Der neue Lebensstil der Wohlhabenden in Nairobi

«Die Menschen lieben ihre Autos sehr, und noch wichtiger: Die Menschen lieben es, mit ihren Autos anzugeben», sagt Mateus Finato. Er gründete «Geco» vor sieben Jahren, um den Kunden der Waschanlage einen Kaffee beim Warten anzubieten. Heute lockt das Café mit seinem Ambiente und mit der Live-Musik. Es sei ein Upgrade der gängigen Autowaschstation, angepasst an den neuen Lebensstil der wohlhabenderen Menschen in Nairobi.

Viele kämen in den ersten Monaten, nachdem sie ein neues Auto gekauft hätten, ständig in die Waschanlage, sagt Finato. Und die wirklich Reichen kommen täglich.
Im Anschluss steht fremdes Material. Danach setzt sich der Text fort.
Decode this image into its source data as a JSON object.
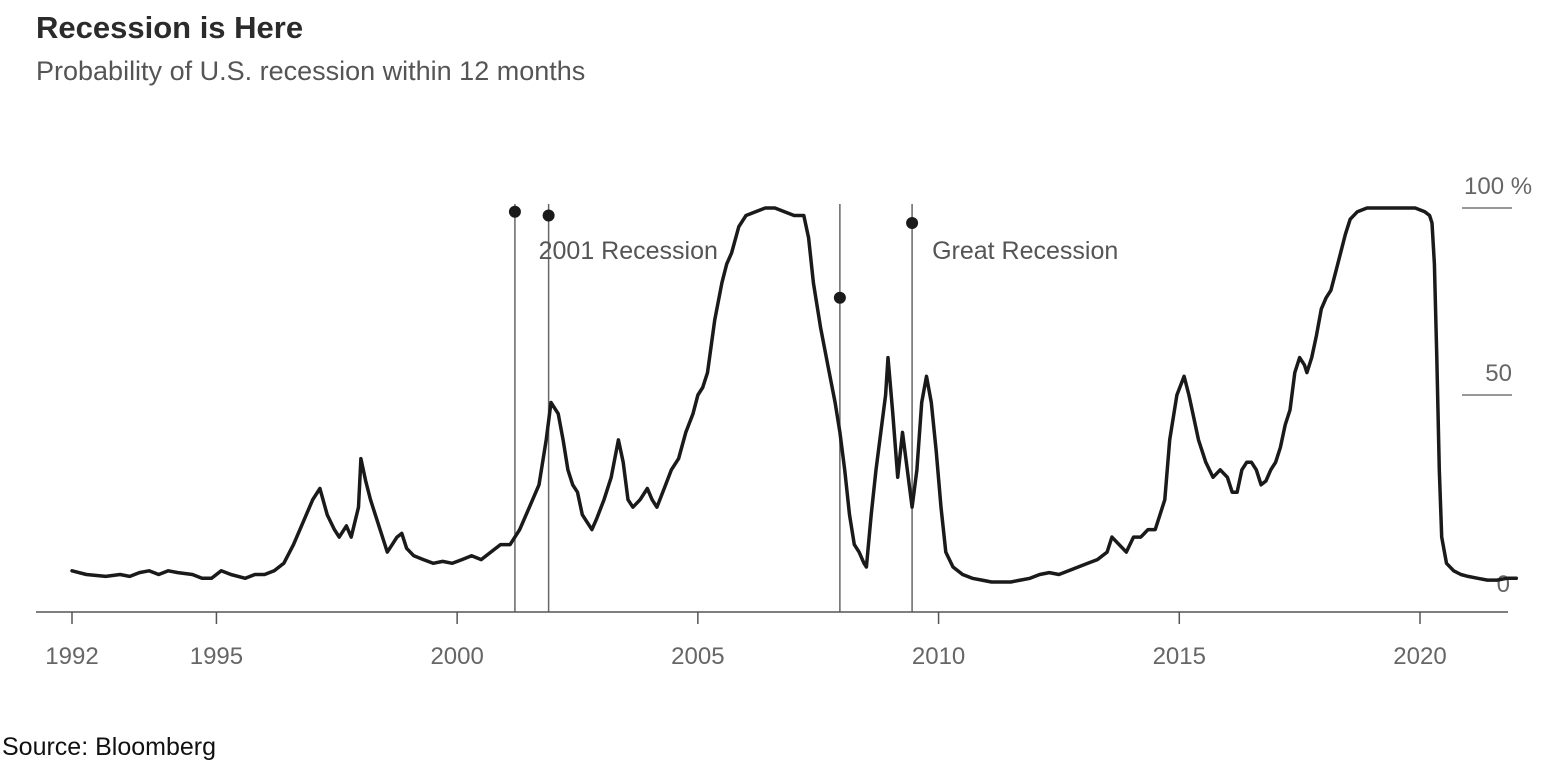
{
  "chart_data": {
    "type": "line",
    "title": "Recession is Here",
    "subtitle": "Probability of U.S. recession within 12 months",
    "source": "Source: Bloomberg",
    "xlim": [
      1992,
      2022
    ],
    "ylim": [
      0,
      100
    ],
    "x_ticks": [
      {
        "value": 1992,
        "label": "1992"
      },
      {
        "value": 1995,
        "label": "1995"
      },
      {
        "value": 2000,
        "label": "2000"
      },
      {
        "value": 2005,
        "label": "2005"
      },
      {
        "value": 2010,
        "label": "2010"
      },
      {
        "value": 2015,
        "label": "2015"
      },
      {
        "value": 2020,
        "label": "2020"
      }
    ],
    "y_ticks": [
      {
        "value": 0,
        "label": "0"
      },
      {
        "value": 50,
        "label": "50"
      },
      {
        "value": 100,
        "label": "100 %"
      }
    ],
    "grid": false,
    "annotations": [
      {
        "label": "2001 Recession",
        "start": 2001.2,
        "end": 2001.9,
        "label_y": 89
      },
      {
        "label": "Great Recession",
        "start": 2007.95,
        "end": 2009.45,
        "label_y": 89
      }
    ],
    "markers": [
      {
        "x": 2001.2,
        "y": 99
      },
      {
        "x": 2001.9,
        "y": 98
      },
      {
        "x": 2007.95,
        "y": 76
      },
      {
        "x": 2009.45,
        "y": 96
      }
    ],
    "series": [
      {
        "points": [
          [
            1992.0,
            3
          ],
          [
            1992.3,
            2
          ],
          [
            1992.7,
            1.5
          ],
          [
            1993.0,
            2
          ],
          [
            1993.2,
            1.5
          ],
          [
            1993.4,
            2.5
          ],
          [
            1993.6,
            3
          ],
          [
            1993.8,
            2
          ],
          [
            1994.0,
            3
          ],
          [
            1994.2,
            2.5
          ],
          [
            1994.5,
            2
          ],
          [
            1994.7,
            1
          ],
          [
            1994.9,
            1
          ],
          [
            1995.1,
            3
          ],
          [
            1995.3,
            2
          ],
          [
            1995.6,
            1
          ],
          [
            1995.8,
            2
          ],
          [
            1996.0,
            2
          ],
          [
            1996.2,
            3
          ],
          [
            1996.4,
            5
          ],
          [
            1996.6,
            10
          ],
          [
            1996.8,
            16
          ],
          [
            1997.0,
            22
          ],
          [
            1997.15,
            25
          ],
          [
            1997.3,
            18
          ],
          [
            1997.45,
            14
          ],
          [
            1997.55,
            12
          ],
          [
            1997.7,
            15
          ],
          [
            1997.8,
            12
          ],
          [
            1997.95,
            20
          ],
          [
            1998.0,
            33
          ],
          [
            1998.1,
            27
          ],
          [
            1998.2,
            22
          ],
          [
            1998.3,
            18
          ],
          [
            1998.45,
            12
          ],
          [
            1998.55,
            8
          ],
          [
            1998.65,
            10
          ],
          [
            1998.75,
            12
          ],
          [
            1998.85,
            13
          ],
          [
            1998.95,
            9
          ],
          [
            1999.1,
            7
          ],
          [
            1999.3,
            6
          ],
          [
            1999.5,
            5
          ],
          [
            1999.7,
            5.5
          ],
          [
            1999.9,
            5
          ],
          [
            2000.1,
            6
          ],
          [
            2000.3,
            7
          ],
          [
            2000.5,
            6
          ],
          [
            2000.7,
            8
          ],
          [
            2000.9,
            10
          ],
          [
            2001.1,
            10
          ],
          [
            2001.3,
            14
          ],
          [
            2001.5,
            20
          ],
          [
            2001.7,
            26
          ],
          [
            2001.85,
            38
          ],
          [
            2001.95,
            48
          ],
          [
            2002.1,
            45
          ],
          [
            2002.2,
            38
          ],
          [
            2002.3,
            30
          ],
          [
            2002.4,
            26
          ],
          [
            2002.5,
            24
          ],
          [
            2002.6,
            18
          ],
          [
            2002.7,
            16
          ],
          [
            2002.8,
            14
          ],
          [
            2002.9,
            17
          ],
          [
            2003.05,
            22
          ],
          [
            2003.2,
            28
          ],
          [
            2003.35,
            38
          ],
          [
            2003.45,
            32
          ],
          [
            2003.55,
            22
          ],
          [
            2003.65,
            20
          ],
          [
            2003.8,
            22
          ],
          [
            2003.95,
            25
          ],
          [
            2004.05,
            22
          ],
          [
            2004.15,
            20
          ],
          [
            2004.3,
            25
          ],
          [
            2004.45,
            30
          ],
          [
            2004.6,
            33
          ],
          [
            2004.75,
            40
          ],
          [
            2004.9,
            45
          ],
          [
            2005.0,
            50
          ],
          [
            2005.1,
            52
          ],
          [
            2005.2,
            56
          ],
          [
            2005.35,
            70
          ],
          [
            2005.5,
            80
          ],
          [
            2005.6,
            85
          ],
          [
            2005.7,
            88
          ],
          [
            2005.85,
            95
          ],
          [
            2006.0,
            98
          ],
          [
            2006.2,
            99
          ],
          [
            2006.4,
            100
          ],
          [
            2006.6,
            100
          ],
          [
            2006.8,
            99
          ],
          [
            2007.0,
            98
          ],
          [
            2007.2,
            98
          ],
          [
            2007.3,
            92
          ],
          [
            2007.4,
            80
          ],
          [
            2007.55,
            68
          ],
          [
            2007.7,
            58
          ],
          [
            2007.85,
            48
          ],
          [
            2007.95,
            40
          ],
          [
            2008.05,
            30
          ],
          [
            2008.15,
            18
          ],
          [
            2008.25,
            10
          ],
          [
            2008.35,
            8
          ],
          [
            2008.45,
            5
          ],
          [
            2008.5,
            4
          ],
          [
            2008.6,
            18
          ],
          [
            2008.7,
            30
          ],
          [
            2008.8,
            40
          ],
          [
            2008.9,
            50
          ],
          [
            2008.95,
            60
          ],
          [
            2009.05,
            45
          ],
          [
            2009.15,
            28
          ],
          [
            2009.25,
            40
          ],
          [
            2009.35,
            30
          ],
          [
            2009.45,
            20
          ],
          [
            2009.55,
            30
          ],
          [
            2009.65,
            48
          ],
          [
            2009.75,
            55
          ],
          [
            2009.85,
            48
          ],
          [
            2009.95,
            35
          ],
          [
            2010.05,
            20
          ],
          [
            2010.15,
            8
          ],
          [
            2010.3,
            4
          ],
          [
            2010.5,
            2
          ],
          [
            2010.7,
            1
          ],
          [
            2010.9,
            0.5
          ],
          [
            2011.1,
            0
          ],
          [
            2011.3,
            0
          ],
          [
            2011.5,
            0
          ],
          [
            2011.7,
            0.5
          ],
          [
            2011.9,
            1
          ],
          [
            2012.1,
            2
          ],
          [
            2012.3,
            2.5
          ],
          [
            2012.5,
            2
          ],
          [
            2012.7,
            3
          ],
          [
            2012.9,
            4
          ],
          [
            2013.1,
            5
          ],
          [
            2013.3,
            6
          ],
          [
            2013.5,
            8
          ],
          [
            2013.6,
            12
          ],
          [
            2013.75,
            10
          ],
          [
            2013.9,
            8
          ],
          [
            2014.05,
            12
          ],
          [
            2014.2,
            12
          ],
          [
            2014.35,
            14
          ],
          [
            2014.5,
            14
          ],
          [
            2014.6,
            18
          ],
          [
            2014.7,
            22
          ],
          [
            2014.8,
            38
          ],
          [
            2014.95,
            50
          ],
          [
            2015.1,
            55
          ],
          [
            2015.2,
            50
          ],
          [
            2015.3,
            44
          ],
          [
            2015.4,
            38
          ],
          [
            2015.55,
            32
          ],
          [
            2015.7,
            28
          ],
          [
            2015.85,
            30
          ],
          [
            2016.0,
            28
          ],
          [
            2016.1,
            24
          ],
          [
            2016.2,
            24
          ],
          [
            2016.3,
            30
          ],
          [
            2016.4,
            32
          ],
          [
            2016.5,
            32
          ],
          [
            2016.6,
            30
          ],
          [
            2016.7,
            26
          ],
          [
            2016.8,
            27
          ],
          [
            2016.9,
            30
          ],
          [
            2017.0,
            32
          ],
          [
            2017.1,
            36
          ],
          [
            2017.2,
            42
          ],
          [
            2017.3,
            46
          ],
          [
            2017.4,
            56
          ],
          [
            2017.5,
            60
          ],
          [
            2017.6,
            58
          ],
          [
            2017.65,
            56
          ],
          [
            2017.75,
            60
          ],
          [
            2017.85,
            66
          ],
          [
            2017.95,
            73
          ],
          [
            2018.05,
            76
          ],
          [
            2018.15,
            78
          ],
          [
            2018.25,
            83
          ],
          [
            2018.35,
            88
          ],
          [
            2018.45,
            93
          ],
          [
            2018.55,
            97
          ],
          [
            2018.7,
            99
          ],
          [
            2018.9,
            100
          ],
          [
            2019.2,
            100
          ],
          [
            2019.6,
            100
          ],
          [
            2019.9,
            100
          ],
          [
            2020.1,
            99
          ],
          [
            2020.2,
            98
          ],
          [
            2020.25,
            96
          ],
          [
            2020.3,
            85
          ],
          [
            2020.35,
            60
          ],
          [
            2020.4,
            30
          ],
          [
            2020.45,
            12
          ],
          [
            2020.55,
            5
          ],
          [
            2020.7,
            3
          ],
          [
            2020.85,
            2
          ],
          [
            2021.0,
            1.5
          ],
          [
            2021.2,
            1
          ],
          [
            2021.4,
            0.5
          ],
          [
            2021.6,
            0.5
          ],
          [
            2021.8,
            1
          ],
          [
            2022.0,
            1
          ]
        ]
      }
    ]
  }
}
Der Soziologe Beneah Mutsotso sagt: «Die Menschen sind sich ihres eigenen sozialen Status bewusster und erwarten, dass andere das erkennen.»

Neben dem richtigen Publikum, dem guten Autoservice, leckerem Essen und einer sicheren Umgebung bieten die Lokale vor allem eins: Wohlgefühl. «Es geht mir nicht ums Auto, sondern um die soziale Interaktion», sagt Caroline, die abends mit einer Freundin und einem Glas Wein im «Geco» sitzt. Afrobeats und Reggae dröhnen aus den Lautsprechern, die Kundschaft sitzt an den aus alten Fahrrädern, Tuk-Tuks oder Vespas gebauten Tischen. Hier fühle sie sich wohl, weil sie ihresgleichen antreffe, sagt Caroline. In einer einfachen Waschanlage am Strassenrand wäre es für sie nicht komfortabel. Die sozialen Schichten mischen sich eben ungern.